“How often is it the case, that, when impossibilities have come to pass, and dreams have condensed their misty substance into tangible realities, we find ourselves calm amid circumstances which it would have been a delirium of joy to anticipate!” (Nathaniel Hawthorne, 1846 in Wilson & Gilbert, 2003)
Most people have a list of wishes: things that they think will bring them to the doorstep of happiness once they have them finally in their grasp. Happiness lists are easy to conjure. However, the mechanism behind them is somewhat complicated, since it involves what psychologist Daniel Gilbert calls the greatest achievement of the human brain – the ability to imagine (Gilbert, 2009).
To imagine what will bring joy to our future selves requires mental time travel, which is a uniquely human skill accrued from two million years of evolution (Gilbert, 2009). We use this skill daily, predicting our future emotions (affective forecasting) and then basing decisions both big (e.g., whom to marry) and small (e.g., what cake to serve at the wedding) on our forecasts of how they will make our future selves feel.
Yet, our imaginations often fail us. When we are lucky enough to get what we wished for, we discover that it doesn’t come with everlasting happiness. And when the things we dreaded come to pass, we realize that they didn’t crush us after all.
In dozens of studies with his long-time collaborator, Professor Timothy Wilson of the University of Virginia, Gilbert has shown that we can mispredict emotional consequences of positive events, such as receiving gifts or winning football games, as much as negative events, such as breaking up or losing an election (Gilbert & Ebert, 2002). This impact bias – overestimation of the intensity and duration of our emotional reactions to future events – is significant, because the prediction of the duration of our future emotions is what often shapes our decisions. Including those concerning our happiness.
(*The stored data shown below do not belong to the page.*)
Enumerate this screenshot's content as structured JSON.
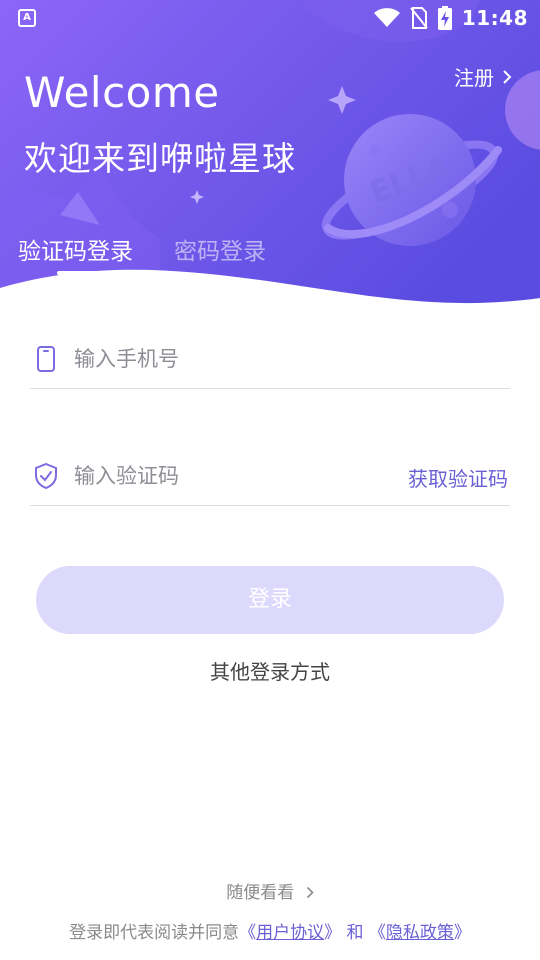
{
  "status_bar": {
    "time": "11:48",
    "app_icon_label": "A"
  },
  "header": {
    "register_label": "注册",
    "welcome_title": "Welcome",
    "welcome_subtitle": "欢迎来到咿啦星球",
    "planet_text": "ELLA"
  },
  "tabs": [
    {
      "label": "验证码登录",
      "active": true
    },
    {
      "label": "密码登录",
      "active": false
    }
  ],
  "form": {
    "phone_placeholder": "输入手机号",
    "phone_value": "",
    "code_placeholder": "输入验证码",
    "code_value": "",
    "get_code_label": "获取验证码",
    "login_button_label": "登录"
  },
  "other_login_label": "其他登录方式",
  "browse_label": "随便看看",
  "agreement": {
    "prefix": "登录即代表阅读并同意",
    "user_agreement": "用户协议",
    "and": "和",
    "privacy_policy": "隐私政策",
    "bracket_open": "《",
    "bracket_close": "》"
  },
  "colors": {
    "header_gradient_start": "#8a64f4",
    "header_gradient_end": "#5b4de0",
    "accent": "#6b5fd6",
    "login_button_disabled": "#dcd9fd"
  },
  "icons": {
    "status": [
      "wifi-icon",
      "no-sim-icon",
      "battery-charging-icon"
    ],
    "phone_field": "phone-icon",
    "code_field": "shield-check-icon",
    "register_chevron": "chevron-right-icon",
    "browse_chevron": "chevron-right-icon"
  }
}
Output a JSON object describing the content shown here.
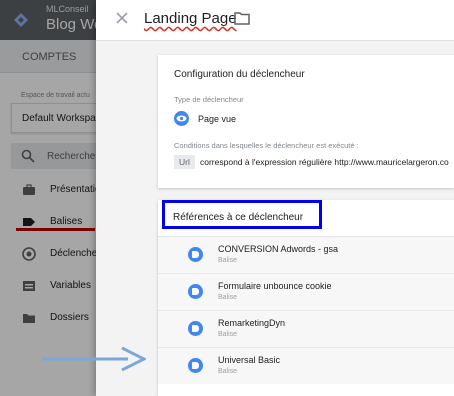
{
  "sidebar": {
    "account": "MLConseil",
    "container": "Blog We",
    "tabs": [
      "COMPTES"
    ],
    "workspace_label": "Espace de travail actu",
    "workspace_name": "Default Workspace",
    "search_placeholder": "Rechercher",
    "nav": [
      {
        "label": "Présentation",
        "icon": "briefcase-icon"
      },
      {
        "label": "Balises",
        "icon": "tag-icon"
      },
      {
        "label": "Déclencheurs",
        "icon": "trigger-icon"
      },
      {
        "label": "Variables",
        "icon": "variables-icon"
      },
      {
        "label": "Dossiers",
        "icon": "folder-icon"
      }
    ]
  },
  "panel": {
    "title": "Landing Page",
    "config": {
      "heading": "Configuration du déclencheur",
      "type_label": "Type de déclencheur",
      "type_value": "Page vue",
      "conditions_label": "Conditions dans lesquelles le déclencheur est exécuté :",
      "condition_chip": "Url",
      "condition_text": "correspond à l'expression régulière http://www.mauricelargeron.co"
    },
    "references": {
      "heading": "Références à ce déclencheur",
      "tags": [
        {
          "name": "CONVERSION Adwords - gsa",
          "kind": "Balise"
        },
        {
          "name": "Formulaire unbounce cookie",
          "kind": "Balise"
        },
        {
          "name": "RemarketingDyn",
          "kind": "Balise"
        },
        {
          "name": "Universal Basic",
          "kind": "Balise"
        }
      ]
    }
  },
  "colors": {
    "accent": "#4285f4",
    "highlight_box": "#0000ee",
    "red_underline": "#c00000",
    "arrow": "#7ba6dc"
  }
}
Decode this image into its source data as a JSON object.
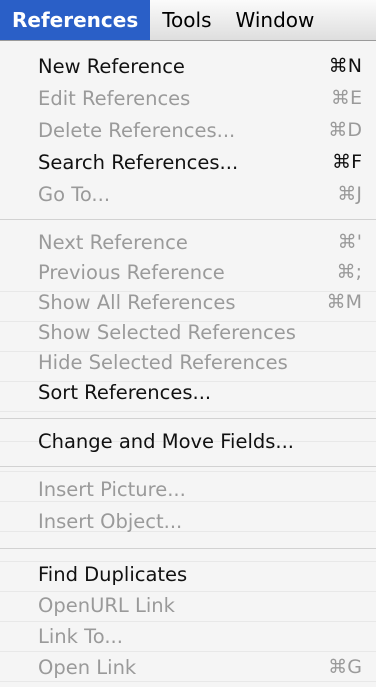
{
  "menubar": [
    "References",
    "Tools",
    "Window"
  ],
  "menu": {
    "items": [
      {
        "label": "New Reference",
        "key": "⌘N",
        "enabled": true
      },
      {
        "label": "Edit References",
        "key": "⌘E",
        "enabled": false
      },
      {
        "label": "Delete References...",
        "key": "⌘D",
        "enabled": false
      },
      {
        "label": "Search References...",
        "key": "⌘F",
        "enabled": true
      },
      {
        "label": "Go To...",
        "key": "⌘J",
        "enabled": false
      },
      {
        "label": "Next Reference",
        "key": "⌘'",
        "enabled": false
      },
      {
        "label": "Previous Reference",
        "key": "⌘;",
        "enabled": false
      },
      {
        "label": "Show All References",
        "key": "⌘M",
        "enabled": false
      },
      {
        "label": "Show Selected References",
        "key": "",
        "enabled": false
      },
      {
        "label": "Hide Selected References",
        "key": "",
        "enabled": false
      },
      {
        "label": "Sort References...",
        "key": "",
        "enabled": true
      },
      {
        "label": "Change and Move Fields...",
        "key": "",
        "enabled": true
      },
      {
        "label": "Insert Picture...",
        "key": "",
        "enabled": false
      },
      {
        "label": "Insert Object...",
        "key": "",
        "enabled": false
      },
      {
        "label": "Find Duplicates",
        "key": "",
        "enabled": true
      },
      {
        "label": "OpenURL Link",
        "key": "",
        "enabled": false
      },
      {
        "label": "Link To...",
        "key": "",
        "enabled": false
      },
      {
        "label": "Open Link",
        "key": "⌘G",
        "enabled": false
      }
    ]
  }
}
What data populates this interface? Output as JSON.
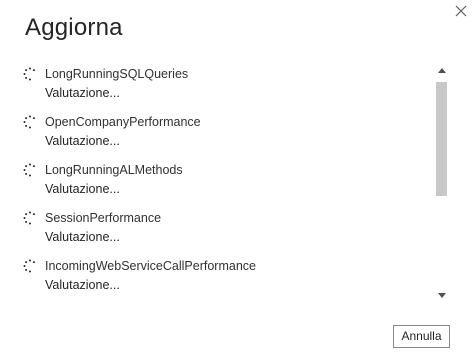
{
  "dialog": {
    "title": "Aggiorna",
    "close_icon": "close-icon",
    "cancel_label": "Annulla"
  },
  "items": [
    {
      "name": "LongRunningSQLQueries",
      "status": "Valutazione...",
      "icon": "loading-spinner-icon"
    },
    {
      "name": "OpenCompanyPerformance",
      "status": "Valutazione...",
      "icon": "loading-spinner-icon"
    },
    {
      "name": "LongRunningALMethods",
      "status": "Valutazione...",
      "icon": "loading-spinner-icon"
    },
    {
      "name": "SessionPerformance",
      "status": "Valutazione...",
      "icon": "loading-spinner-icon"
    },
    {
      "name": "IncomingWebServiceCallPerformance",
      "status": "Valutazione...",
      "icon": "loading-spinner-icon"
    }
  ],
  "scrollbar": {
    "up_icon": "scroll-up-arrow-icon",
    "down_icon": "scroll-down-arrow-icon"
  },
  "colors": {
    "text": "#252423",
    "scroll_thumb": "#c8c8c8",
    "button_border": "#8a8886"
  }
}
One of the reasons for these mispredictions stems from underestimating the power of our psychological immune systems. Just as our immune systems work tirelessly to keep our bodies in good health, our psychological immune systems routinely deploy an entire arsenal of cognitive mechanisms in order to deal with life’s habitual onslaught of less-than-pleasant circumstances.
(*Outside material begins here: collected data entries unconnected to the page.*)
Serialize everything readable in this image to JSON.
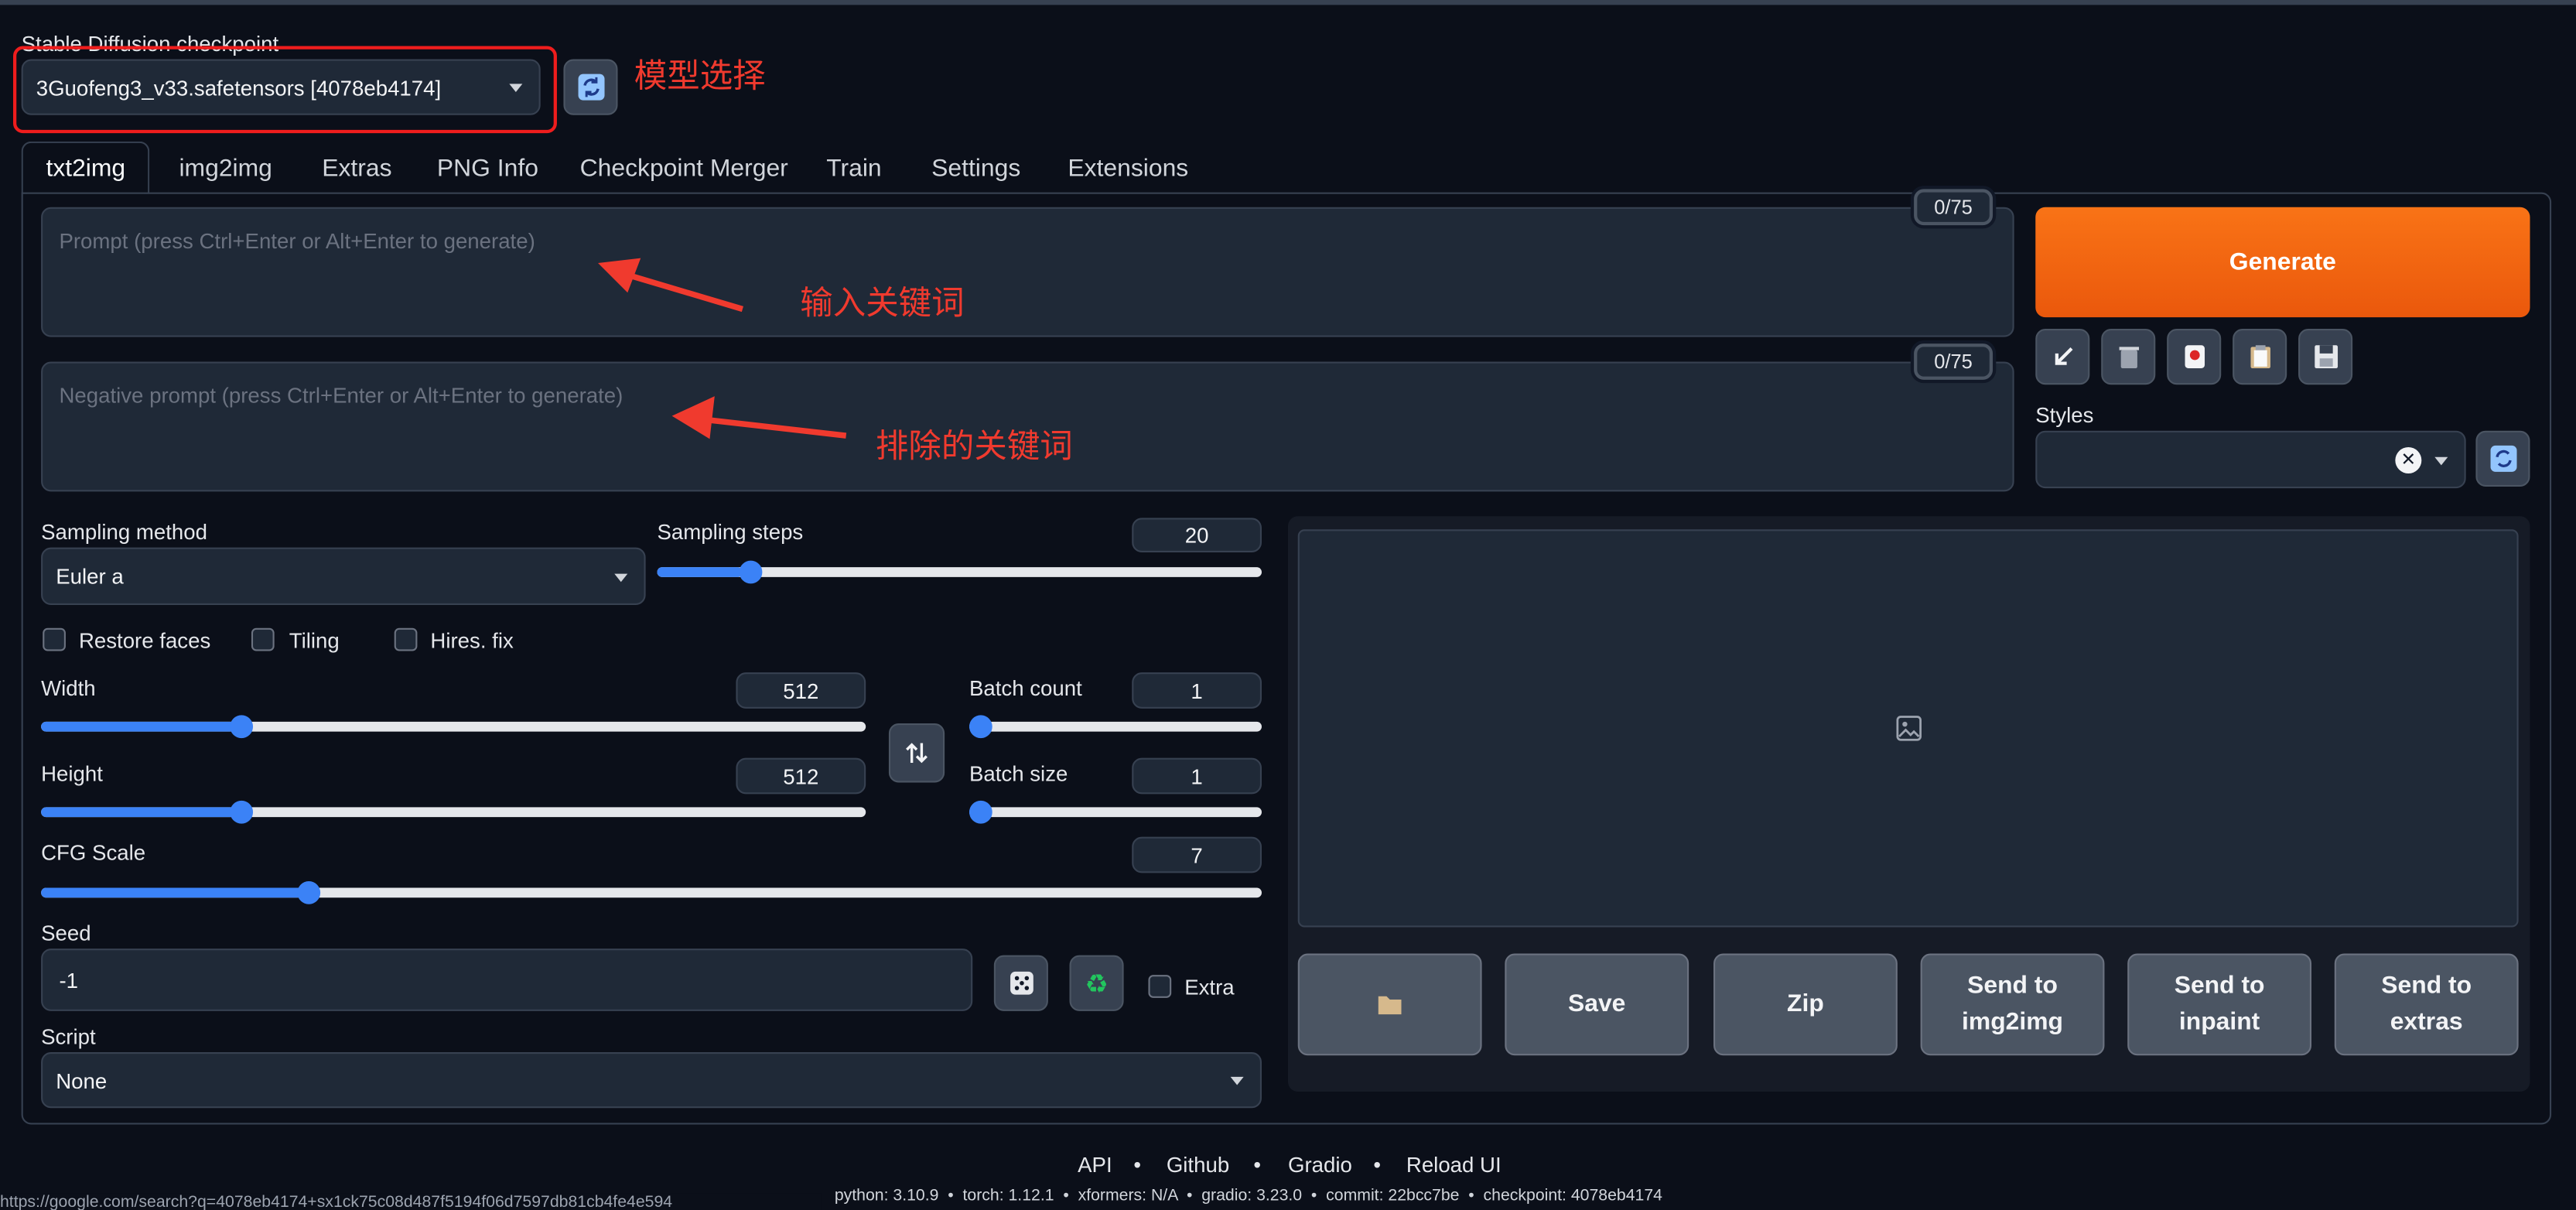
{
  "checkpoint": {
    "label": "Stable Diffusion checkpoint",
    "selected": "3Guofeng3_v33.safetensors [4078eb4174]"
  },
  "annotations": {
    "model_select": "模型选择",
    "prompt": "输入关键词",
    "negative": "排除的关键词"
  },
  "tabs": [
    "txt2img",
    "img2img",
    "Extras",
    "PNG Info",
    "Checkpoint Merger",
    "Train",
    "Settings",
    "Extensions"
  ],
  "prompt": {
    "placeholder": "Prompt (press Ctrl+Enter or Alt+Enter to generate)",
    "counter": "0/75"
  },
  "negative_prompt": {
    "placeholder": "Negative prompt (press Ctrl+Enter or Alt+Enter to generate)",
    "counter": "0/75"
  },
  "generate_label": "Generate",
  "styles": {
    "label": "Styles",
    "value": ""
  },
  "sampling": {
    "method_label": "Sampling method",
    "method_value": "Euler a"
  },
  "sampling_steps": {
    "label": "Sampling steps",
    "value": "20",
    "fraction": 0.14
  },
  "checkboxes": {
    "restore_faces": "Restore faces",
    "tiling": "Tiling",
    "hires_fix": "Hires. fix",
    "extra": "Extra"
  },
  "width": {
    "label": "Width",
    "value": "512",
    "fraction": 0.236
  },
  "height": {
    "label": "Height",
    "value": "512",
    "fraction": 0.236
  },
  "batch_count": {
    "label": "Batch count",
    "value": "1",
    "fraction": 0.0
  },
  "batch_size": {
    "label": "Batch size",
    "value": "1",
    "fraction": 0.0
  },
  "cfg_scale": {
    "label": "CFG Scale",
    "value": "7",
    "fraction": 0.214
  },
  "seed": {
    "label": "Seed",
    "value": "-1"
  },
  "script": {
    "label": "Script",
    "value": "None"
  },
  "actions": {
    "save": "Save",
    "zip": "Zip",
    "send_img2img": "Send to img2img",
    "send_inpaint": "Send to inpaint",
    "send_extras": "Send to extras"
  },
  "footer": {
    "links": [
      "API",
      "Github",
      "Gradio",
      "Reload UI"
    ],
    "info": "python: 3.10.9  •  torch: 1.12.1  •  xformers: N/A  •  gradio: 3.23.0  •  commit: 22bcc7be  •  checkpoint: 4078eb4174"
  },
  "status_url": "https://google.com/search?q=4078eb4174+sx1ck75c08d487f5194f06d7597db81cb4fe4e594",
  "colors": {
    "accent": "#f97316",
    "slider": "#3b82f6",
    "annotation": "#f03a2e"
  }
}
While our immune systems are impressive enough, our psychological immune system has an impressive feature of its own: the ability to synthesize happiness. Hence, when life disappoints, we “ignore, augment, transform, and rearrange” (Gilbert et al., 1998, p. 619) information through a variety of creative tactics (e.g., ego defense, rationalization, self-enhancement, dissonance reduction, self-affirmation) until the harsh edges of negative affect have been dutifully dulled (“He wasn’t right for me, anyway. Good that we broke up a week before the wedding.”). When we fail to recognize this ability of our psychological immune systems to manufacture happiness (i.e., immune neglect), we are likely to make errors in our affective forecasting.
Daniel Gilbert has been researching affective forecasting for decades. His bestselling book Stumbling on Happiness, his popular TED talks, and countless writings have shed light on our lifelong odyssey to happiness, as well as the surprises that inevitably tag along. Happiness, Gilbert points out, is a fast moving target. As passionate as we are about finding it, we routinely misforecast what will make us happy, how long our joy will last, and how intense it will be.
But as long as our traveling companions include our sometimes stumbling imaginations and our wish lists full of things, people, and events that we hope will guide us to happiness, it’s worth keeping Gilbert’s words in mind (2000, p. 699): “…in a world of many mysteries, some of the most significant miracles are those we perform ourselves.”
Here are eight questions on happiness for Professor Gilbert.
1. What is one of the most surprising discoveries you have made about happiness in your research?
I continue to be surprised by how quickly people are able to find happiness in circumstances that they were certain would preclude it before those circumstances actually befell them. We are so much more adaptable than we realize.
2. What is the biggest misconception that people have about happiness?
Most people think that happiness is something we attain, like a possession, and that once we have it, we get to keep it. But happiness is not a place we can live. It is a place we can visit. We may learn how to visit it more often and how to stay longer, but the waxing and waning of happiness is natural and inevitable. The waning does not mean we are doing something wrong.
3. What is synthetic happiness and how does it differ from natural happiness?
Natural happiness is what we feel when we get what we always wanted, and synthetic happiness is what we feel when we suddenly realize that we always wanted what we got.
4. How can we become better at affective forecasting?
Our research suggests that the best way to make an affective forecast is not to use your imagination, but your eyes. Pay attention to the experiences of others. Instead of trying to predict how happy you will be in a particular future, look at those who are already in the future that you are merely contemplating and ask how happy they are. If something makes others happy it will likely make you happy as well.